This amounts to a star based collimation, which requires good seeing at the time of collimation, and a scope that has settled down to ambient temperature. When done properly, the results are fairly acceptable.

I believe the collimation cannot be refined enough to compensate for incipient mirror shift. I have a crayford focuser as the main focusing device, and leave the mirror focus alone, but this must of necessity be a temporary solution. The LX200 OTA has a mirror lock which would at least allow for one less degree of freedom of the optical train, but the LX90 does not have this feature, and primary mirror shift is going to degrade collimation by significant amounts any time it occurs.

I bought a Glatter collimator with the concentric circle laser pattern, and was rather disturbed to see that it indicated the primary was **in no way** aligned with the secondary - eyepiece holder path, despite a reasonable star-tested collimation. When I moved the collimation to make the concentric circles properly aligned, the view through the scope was completely unacceptable.

Further reading convinced me that this state of affairs is endemic to modern SCTs, and true collimation is going to be a compendium of approximations rather than a path to a real goal. A bit like politics as practiced in Australia - many adjustments to get to the same rough end.

For my main purpose (occultation observing) this does not present a problem. A light curve is not significantly altered by slight mis-collimation, but the ease of setup and good pointing accuracy of the Meade SCTs is of real utility in finding dim, unremarkable stars that asteroids will pass in front of.

Views of planets and other small objects will however certainly be diminished by less than perfect collimation, and if an observer wishes to set sights on this very worthy goal, they could do much worse than take a page from Anthony Wesley's equipment setup (Mr. Wesley goes by the handle "bird" on these pages). He uses a very big (16") Newtonian and takes great care to remove air currents due to temperature fluctuations. The secondary obstruction is around 25% for a Newt, versus near 35 - 40% for a moderate SCT. This reduction in obstruction can only improve contrast. As well, collimation of a Newt is a much more confident path than the fudging of an SCT.

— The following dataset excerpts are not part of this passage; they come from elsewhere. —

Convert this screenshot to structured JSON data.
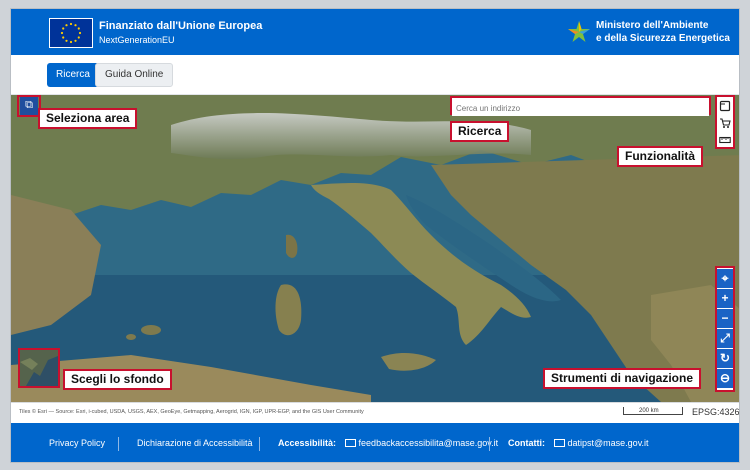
{
  "header": {
    "title": "Finanziato dall'Unione Europea",
    "subtitle": "NextGenerationEU",
    "ministry_line1": "Ministero dell'Ambiente",
    "ministry_line2": "e della Sicurezza Energetica"
  },
  "tabs": [
    {
      "label": "Ricerca",
      "active": true
    },
    {
      "label": "Guida Online",
      "active": false
    }
  ],
  "map": {
    "search_placeholder": "Cerca un indirizzo",
    "annotations": {
      "select_area": "Seleziona area",
      "search": "Ricerca",
      "functions": "Funzionalità",
      "background": "Scegli lo sfondo",
      "navigation": "Strumenti di navigazione"
    },
    "attribution": "Tiles © Esri — Source: Esri, i-cubed, USDA, USGS, AEX, GeoEye, Getmapping, Aerogrid, IGN, IGP, UPR-EGP, and the GIS User Community",
    "scale_label": "200 km",
    "projection": "EPSG:4326",
    "function_icons": [
      "layers-icon",
      "cart-icon",
      "ruler-icon"
    ],
    "nav_icons": [
      "locate-icon",
      "zoom-in-icon",
      "zoom-out-icon",
      "fullscreen-icon",
      "refresh-icon",
      "minus-circle-icon"
    ],
    "nav_glyphs": [
      "⌖",
      "+",
      "−",
      "⤢",
      "↻",
      "⊖"
    ]
  },
  "footer": {
    "privacy": "Privacy Policy",
    "accessibility_statement": "Dichiarazione di Accessibilità",
    "accessibility_label": "Accessibilità:",
    "accessibility_email": "feedbackaccessibilita@mase.gov.it",
    "contacts_label": "Contatti:",
    "contacts_email": "datipst@mase.gov.it"
  },
  "colors": {
    "primary": "#0066cc",
    "annotation_border": "#c8102e",
    "eu_blue": "#003399",
    "eu_star": "#ffcc00"
  }
}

For myself, I cannot afford a Big Newt, and for my main purpose, the LX90-10" ACF does me well. I do feel the pain of those who would like to seem more clearly with their scope, but my suspicion is that the SCT as currently made is not able to be properly collimated to the degree that a purist would desire.

As always, your opinion may not coincide with mine, and you are welcome to hold differing views.

Regards,
Tony Barry
WSAAG
Hi Tony,
Thanks for your reply. I agree star collimation for SCT is probably the only way to go, it has certainly almost got mine back to where it should be, although not quite there yet as can be seen in the attached M83 picture taken last night (with the moon blazing like a beacon from hell). I'm 67 and my body doesn't take too kindly to massive large telescopes. The 12" Meade F8 SCT is at my limits. I guess you learn to live with imperfection of the SCT, or overhaul it yourself.